|
”MASYARAKAT tanpa penjara adalah suatu
kondisi ideal yang sangat menguntungkan secara spiritual dan material.” Demikian
pernah diungkapkan Prof Hazairin, Menteri Dalam Negeri 1953-1955.
Gambaran ideal
yang terkesan utopis tersebut mengandaikan keadilan sosial dan kesejahteraan
telah terwujud, tetapi relevan kembali diketengahkan saat ini di tengah
hiruk-pikuk pengetatan remisi dan berbagai kerusuhan mulai dari Tanjung Gusta,
Medan; Lembaga Pemasyarakatan (LP) Batam; dan terakhir di LP Labuhan Ruku,
Kabupaten Batu Bara, Sumatera Utara.
Fenomena itu
bertali-temali dengan berbagai faktor yang selama ini boleh jadi terabaikan.
Pertama ada
kesan bahwa salah satu cara memerangi kejahatan adalah dengan penjara, artinya
seseorang yang bersalah harus dihukum penjara. Pandangan itu mendominasi hampir
seluruh ahli hukum kita terutama yang berpandangan positivistik.
Pidana penjara
adalah ketentuan hukum formal yang secara legalistik diatur dalam
undang-undang.
Dengan
demikian, tugas kita sekarang adalah melaksanakan undang-undang, dan tidak
melaksanakannya berarti melanggar undang-undang. Pandangan ini merupakan
warisan kolonial tanpa ada upaya mengkritisinya.
Dunia
internasional melalui PBB sebenarnya telah memberikan perhatian serius soal
pidana penjara ini. Banyak pula negara yang telah memperbarui
sistem penitensier-nya masing-masing, tidak terkecuali Indonesia. Reglement Kepenjaraan yang
menyertai KUHP, setelah melalui perdebatan panjang, berbuah Undang-Undang Nomor
12 Tahun 1995.
Apakah konsep
tentang penjara berubah total? Secara letterlijk,
sistem penjara telah diganti dengan sistem pemasyarakatan. Namun, perlakuan
terhadap narapidana (treatment of
prisoners) hampir tidak berubah.
Pemegang
kebijaksanaan belum melihat LP sebagai tempat mencetak manusia yang berguna.
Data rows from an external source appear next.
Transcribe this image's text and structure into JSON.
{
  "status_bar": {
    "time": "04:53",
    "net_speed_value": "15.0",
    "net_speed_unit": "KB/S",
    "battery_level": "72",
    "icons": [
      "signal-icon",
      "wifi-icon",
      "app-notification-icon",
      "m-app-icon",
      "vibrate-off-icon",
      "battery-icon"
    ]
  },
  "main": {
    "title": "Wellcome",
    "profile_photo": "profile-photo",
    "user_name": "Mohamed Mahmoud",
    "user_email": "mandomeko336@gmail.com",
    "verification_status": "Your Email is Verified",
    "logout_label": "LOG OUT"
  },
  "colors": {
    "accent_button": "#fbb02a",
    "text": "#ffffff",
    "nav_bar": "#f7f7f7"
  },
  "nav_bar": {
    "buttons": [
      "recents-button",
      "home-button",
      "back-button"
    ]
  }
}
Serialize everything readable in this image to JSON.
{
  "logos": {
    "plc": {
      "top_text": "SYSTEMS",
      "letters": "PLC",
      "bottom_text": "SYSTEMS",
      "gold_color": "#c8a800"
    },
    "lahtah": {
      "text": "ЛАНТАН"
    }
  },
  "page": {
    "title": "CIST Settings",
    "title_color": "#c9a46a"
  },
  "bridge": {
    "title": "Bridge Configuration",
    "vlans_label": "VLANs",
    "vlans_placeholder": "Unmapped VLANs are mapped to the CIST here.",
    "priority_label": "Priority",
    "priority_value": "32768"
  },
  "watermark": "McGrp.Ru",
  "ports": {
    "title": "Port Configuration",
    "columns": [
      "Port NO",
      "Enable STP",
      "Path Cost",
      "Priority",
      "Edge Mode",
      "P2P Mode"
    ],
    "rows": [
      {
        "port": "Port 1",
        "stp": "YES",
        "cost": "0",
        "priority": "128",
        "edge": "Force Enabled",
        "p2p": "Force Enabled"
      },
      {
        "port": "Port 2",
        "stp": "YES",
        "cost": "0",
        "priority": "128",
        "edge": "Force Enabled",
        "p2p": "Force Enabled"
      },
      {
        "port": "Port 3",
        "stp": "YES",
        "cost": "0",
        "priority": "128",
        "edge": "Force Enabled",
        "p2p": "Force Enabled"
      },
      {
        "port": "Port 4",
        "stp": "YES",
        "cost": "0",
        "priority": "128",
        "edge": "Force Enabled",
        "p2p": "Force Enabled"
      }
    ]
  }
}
Bahkan, LP menjadi sarang berkembangnya berbagai kejahatan termasuk produksi
dan perdagangan narkoba. Ironisnya baik oknum sipir maupun pejabat ikut
terlibat.
Individualisasi pidana
Kriminolog
seperti Bernes dan Teeters memandang bahwa penjara sesungguhnya merupakan
tempat pencemaran (a place of
contamination) karena bercampurnya penjahat kebiasaan (habitual criminal) dengan pendatang baru di dunia kejahatan (novices in crime) sehingga orang-orang
baik pun ketika masuk penjara akan tertular menjadi penjahat pula. Maka gerakan
untuk memanusiawikan rumah-rumah penjara terus diupayakan.
Clemmer
menyatakan bahwa di dalam lingkungan penjara telah berkembang subkultur
narapidana (inmate subculture), yang
dalam skala makro berkembang menjadi budaya penjara (prisonisasi) dan stigmatisasi.
Melalui
prisonisasi, individu-individu lewat pergaulan yang intens akan mempelajari
modus-modus kejahatan dan nilai-nilai yang dipertahankan oleh kelompok itu. Ini
yang berpotensi menjadikan orang baik menjadi jahat dan yang jahat menjadi
lebih jahat lagi.
Aliran
Neo-Klasik yang memandang pidana bukan merupakan pembalasan melainkan bersifat
reformatif, rehabilitatif, dan perlindungan masyarakat telah menyimpulkan bahwa
”different criminal have different need”
sehingga prinsip individualisasi pidana merupakan suatu keniscayaan.
KUHP pun kini
masih didominasi oleh kepercayaan tentang pidana ”yang menjerakan”. Maka yang
terjadi adalah ”let punishment fit the
crime”, pidana yang hanya berorientasi kepada perbuatan.
Hukum pidana
kemudian mendapat julukan bloedwark:
Utang darah dibayar darah, utang mata dibayar mata, dan seterusnya, yang
mencerminkan kebiadaban hukum pidana kala itu (daad strafrecht).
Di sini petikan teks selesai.